One Friday morning recently, I walked into the office and, on my way to pouring my first coffee of the day, stopped by Matt Muñoz’ desk as he opened a package. He had received an email from Milieu Grotesque, the digital type foundry that created the Maison Neue typeface of which we’re particularly fond. They were inquiring to see if we would be interested in an exclusive typeface limited to only 100 licenses. It immediately grabbed Matt’s attention:
“Stencils are always pretty sweet, which is what first caught our eye about Frank. Not to mention it came with a physical brass stencil! Frank reminded us of the old lettering templates we used to use.
We’re big fans of Milieu Grotesque—the type foundry who also crafted Maison Neue—the core typeface in New Kind’s upcoming brand language. We thought this new typeface would be fun to experiment with for future projects.”
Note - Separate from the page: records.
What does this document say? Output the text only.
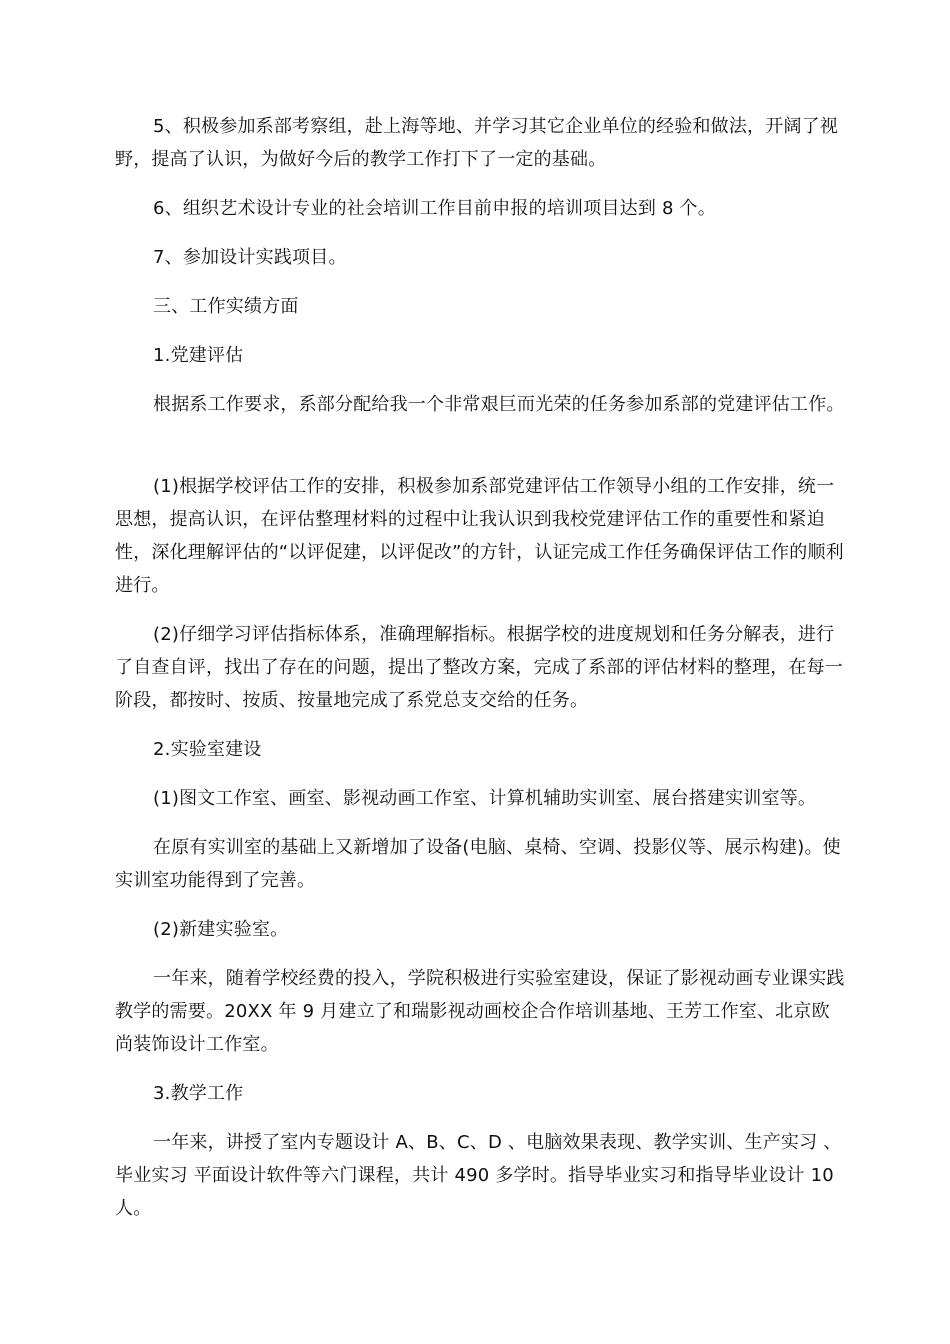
5、积极参加系部考察组，赴上海等地、并学习其它企业单位的经验和做法，开阔了视野，提高了认识，为做好今后的教学工作打下了一定的基础。

6、组织艺术设计专业的社会培训工作目前申报的培训项目达到 8 个。

7、参加设计实践项目。

三、工作实绩方面

1.党建评估

根据系工作要求，系部分配给我一个非常艰巨而光荣的任务参加系部的党建评估工作。

(1)根据学校评估工作的安排，积极参加系部党建评估工作领导小组的工作安排，统一思想，提高认识，在评估整理材料的过程中让我认识到我校党建评估工作的重要性和紧迫性，深化理解评估的“以评促建，以评促改”的方针，认证完成工作任务确保评估工作的顺利进行。

(2)仔细学习评估指标体系，准确理解指标。根据学校的进度规划和任务分解表，进行了自查自评，找出了存在的问题，提出了整改方案，完成了系部的评估材料的整理，在每一阶段，都按时、按质、按量地完成了系党总支交给的任务。

2.实验室建设

(1)图文工作室、画室、影视动画工作室、计算机辅助实训室、展台搭建实训室等。

在原有实训室的基础上又新增加了设备(电脑、桌椅、空调、投影仪等、展示构建)。使实训室功能得到了完善。

(2)新建实验室。

一年来，随着学校经费的投入，学院积极进行实验室建设，保证了影视动画专业课实践教学的需要。20XX 年 9 月建立了和瑞影视动画校企合作培训基地、王芳工作室、北京欧尚装饰设计工作室。

3.教学工作

一年来，讲授了室内专题设计 A、B、C、D 、电脑效果表现、教学实训、生产实习 、毕业实习 平面设计软件等六门课程，共计 490 多学时。指导毕业实习和指导毕业设计 10 人。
He pounced on the opportunity and two weeks later unwrapped the package and handed me a white and oddly heavy book; the cover inscribed, “FRANK – Brass Stencil & Specimen.” And voilà! My first contact with one Milieu Grotesque’s newest offerings: Frank.
The specimen itself is an experience, to say the least. It’s any designer or creative thinker’s aqua, yellow, black, and gold dream come true. Flipping through its pages yields a healthy balance of necessary details, enriching background information, and whimsical, Alice in Wonderland-themed compositions displaying Frank at its finest. The accompanying brass stencil is the proverbial icing on the cake, allowing one to grasp the typeface in what could be argued as its native form.
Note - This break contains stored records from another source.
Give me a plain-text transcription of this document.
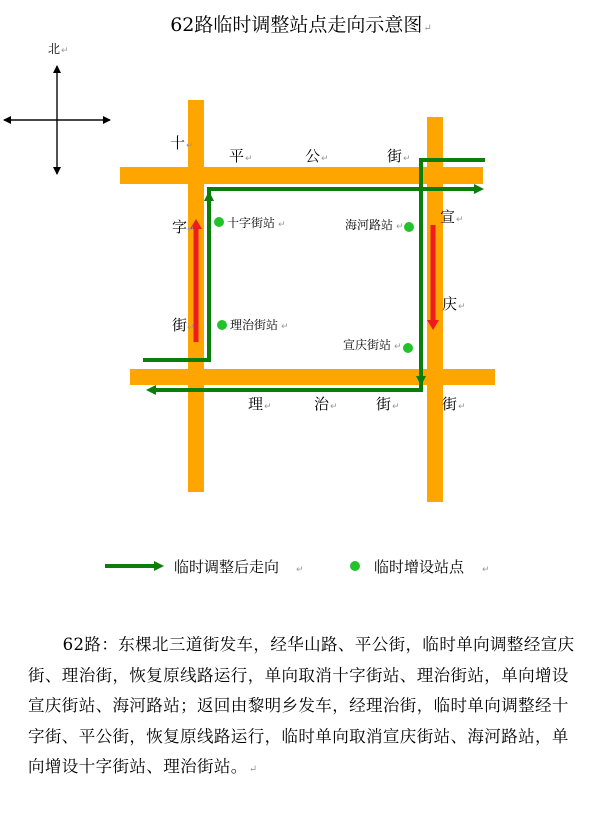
62路临时调整站点走向示意图↵
北 ↵
十 ↵
字 ↵
街 ↵
平 ↵	公 ↵	街 ↵
宣 ↵
庆 ↵
理 ↵	治 ↵	街 ↵	街 ↵
十字街站 ↵
理治街站 ↵
海河路站 ↵
宣庆街站 ↵
临时调整后走向 ↵	临时增设站点 ↵
62路：东棵北三道街发车，经华山路、平公街，临时单向调整经宣庆街、理治街，恢复原线路运行，单向取消十字街站、理治街站，单向增设宣庆街站、海河路站；返回由黎明乡发车，经理治街，临时单向调整经十字街、平公街，恢复原线路运行，临时单向取消宣庆街站、海河路站，单向增设十字街站、理治街站。↵
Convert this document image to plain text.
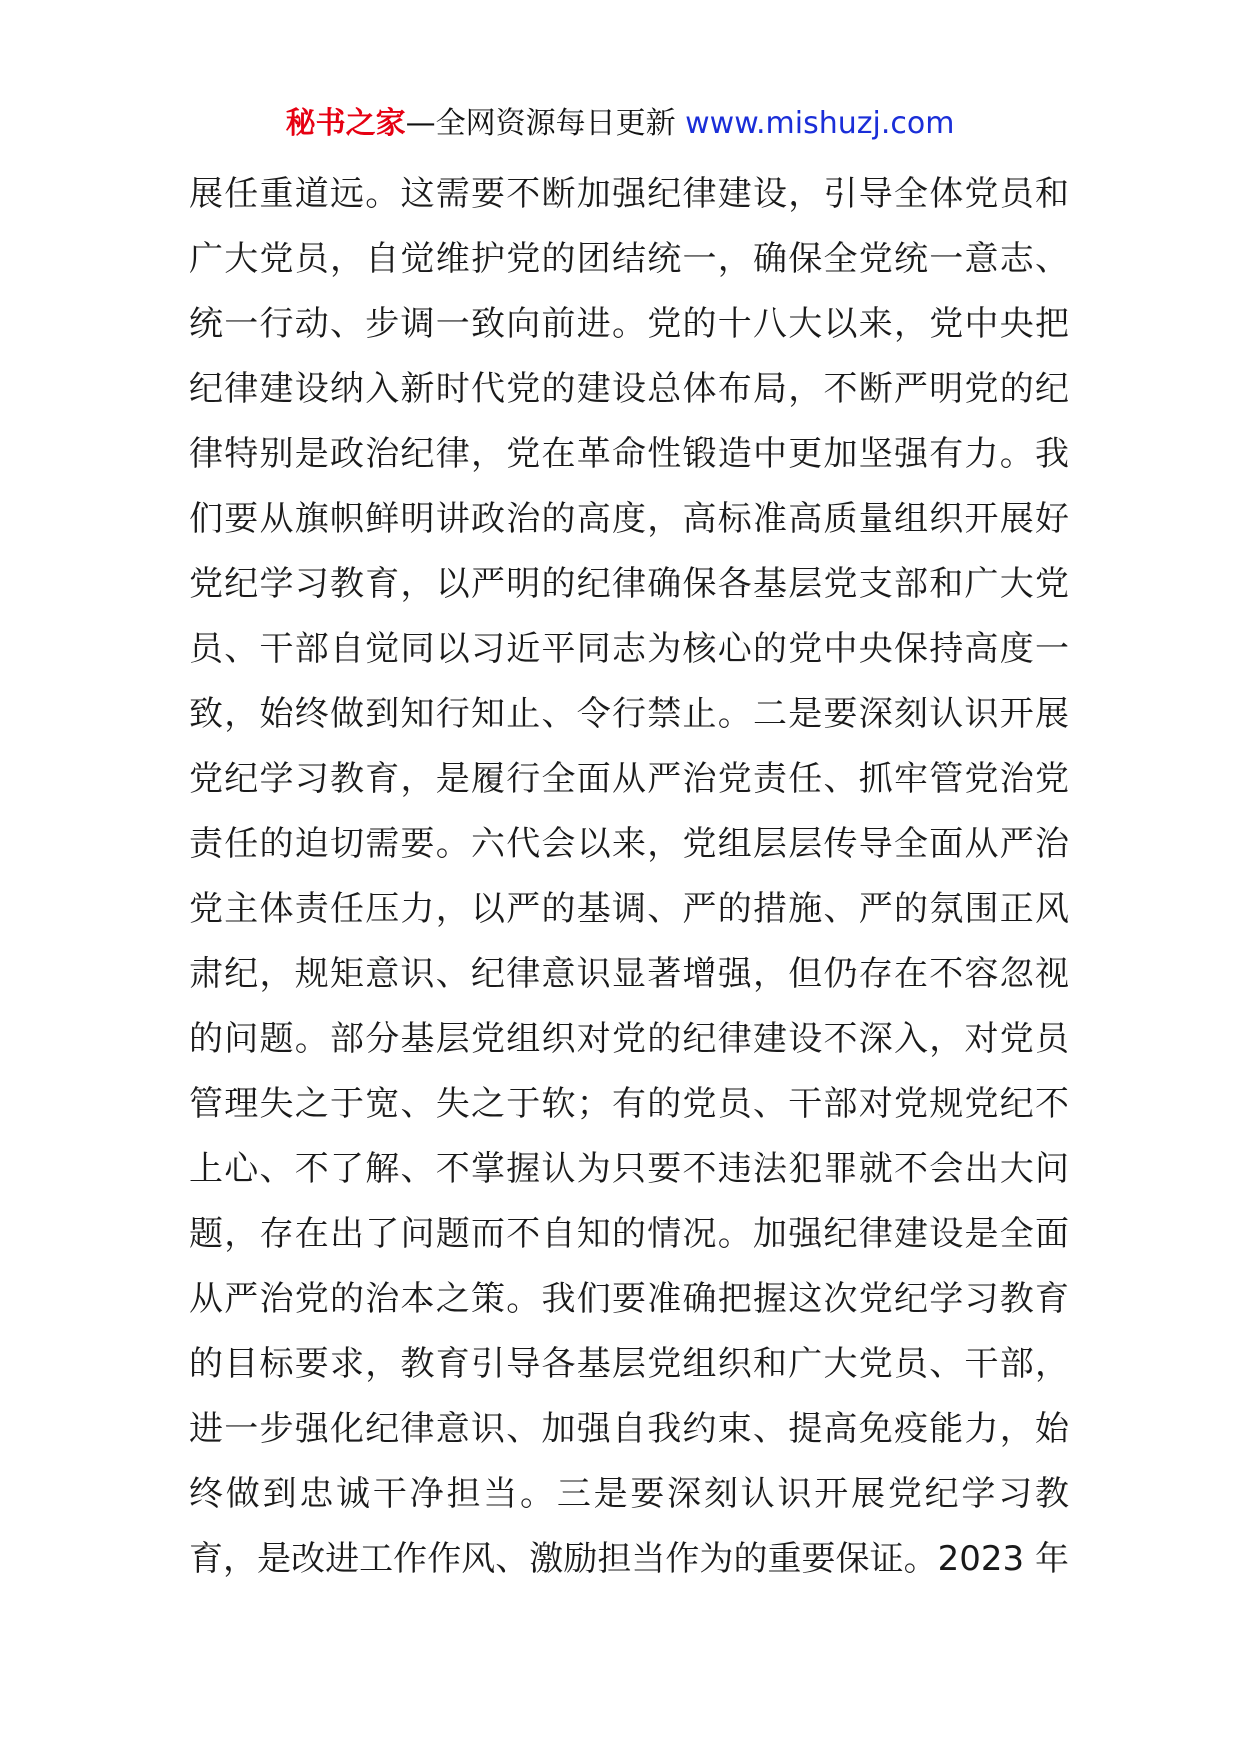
秘书之家—全网资源每日更新 www.mishuzj.com
展任重道远。这需要不断加强纪律建设，引导全体党员和
广大党员，自觉维护党的团结统一，确保全党统一意志、
统一行动、步调一致向前进。党的十八大以来，党中央把
纪律建设纳入新时代党的建设总体布局，不断严明党的纪
律特别是政治纪律，党在革命性锻造中更加坚强有力。我
们要从旗帜鲜明讲政治的高度，高标准高质量组织开展好
党纪学习教育，以严明的纪律确保各基层党支部和广大党
员、干部自觉同以习近平同志为核心的党中央保持高度一
致，始终做到知行知止、令行禁止。二是要深刻认识开展
党纪学习教育，是履行全面从严治党责任、抓牢管党治党
责任的迫切需要。六代会以来，党组层层传导全面从严治
党主体责任压力，以严的基调、严的措施、严的氛围正风
肃纪，规矩意识、纪律意识显著增强，但仍存在不容忽视
的问题。部分基层党组织对党的纪律建设不深入，对党员
管理失之于宽、失之于软；有的党员、干部对党规党纪不
上心、不了解、不掌握认为只要不违法犯罪就不会出大问
题，存在出了问题而不自知的情况。加强纪律建设是全面
从严治党的治本之策。我们要准确把握这次党纪学习教育
的目标要求，教育引导各基层党组织和广大党员、干部，
进一步强化纪律意识、加强自我约束、提高免疫能力，始
终做到忠诚干净担当。三是要深刻认识开展党纪学习教
育，是改进工作作风、激励担当作为的重要保证。2023 年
Officially, Frank is a rounded, modern stencil face. But its potential transcends what I would initially deem for a stencil face, moving beyond less-refined contexts and into a new realm of tasteful attitude. Frank is equal parts gritty and innocent; no-nonsense and eccentric. He is brash and unapologetic, but not rude. He’s the bad boy that you can bring home to meet Mom and Dad.
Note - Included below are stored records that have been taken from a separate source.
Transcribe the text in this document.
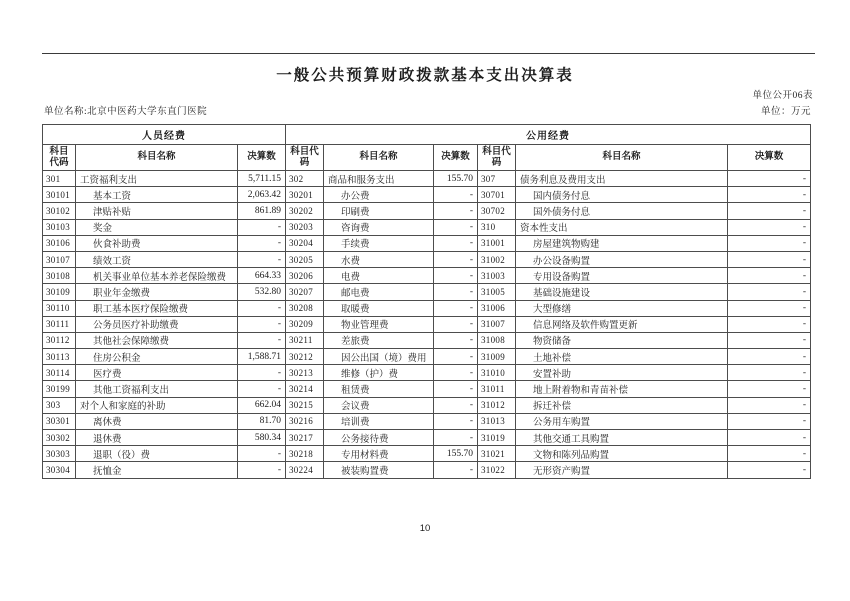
一般公共预算财政拨款基本支出决算表
单位公开06表
单位名称:北京中医药大学东直门医院	单位：万元
人员经费			公用经费					
科目代码	科目名称	决算数	科目代码	科目名称	决算数	科目代码	科目名称	决算数
301	工资福利支出	5,711.15	302	商品和服务支出	155.70	307	债务利息及费用支出	-
30101	基本工资	2,063.42	30201	办公费	-	30701	国内债务付息	-
30102	津贴补贴	861.89	30202	印刷费	-	30702	国外债务付息	-
30103	奖金	-	30203	咨询费	-	310	资本性支出	-
30106	伙食补助费	-	30204	手续费	-	31001	房屋建筑物购建	-
30107	绩效工资	-	30205	水费	-	31002	办公设备购置	-
30108	机关事业单位基本养老保险缴费	664.33	30206	电费	-	31003	专用设备购置	-
30109	职业年金缴费	532.80	30207	邮电费	-	31005	基础设施建设	-
30110	职工基本医疗保险缴费	-	30208	取暖费	-	31006	大型修缮	-
30111	公务员医疗补助缴费	-	30209	物业管理费	-	31007	信息网络及软件购置更新	-
30112	其他社会保障缴费	-	30211	差旅费	-	31008	物资储备	-
30113	住房公积金	1,588.71	30212	因公出国（境）费用	-	31009	土地补偿	-
30114	医疗费	-	30213	维修（护）费	-	31010	安置补助	-
30199	其他工资福利支出	-	30214	租赁费	-	31011	地上附着物和青苗补偿	-
303	对个人和家庭的补助	662.04	30215	会议费	-	31012	拆迁补偿	-
30301	离休费	81.70	30216	培训费	-	31013	公务用车购置	-
30302	退休费	580.34	30217	公务接待费	-	31019	其他交通工具购置	-
30303	退职（役）费	-	30218	专用材料费	155.70	31021	文物和陈列品购置	-
30304	抚恤金	-	30224	被装购置费	-	31022	无形资产购置	-
10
Each character’s geometric, mono-linear qualities create a smooth stability that concludes with approachable rounded ends, manifesting in words that dominate the canvas with what I’m going to call “buttery aggression.” This typeface is a display face in every sense of the word—wholeheartedly refusing to play second fiddle, it is perfectly at home in sizes upwards of 80 points. Frank can certainly play nice with a variety of supporting faces, as long as they refrain from (futile) attempts to overtake it.
Frank is poised to play an interesting role here at New Kind: we designers are eager to find its full potential as part of our repertoire. And we’re excited to discover more ways to utilize and showcase the fine work that the foundry continues to produce.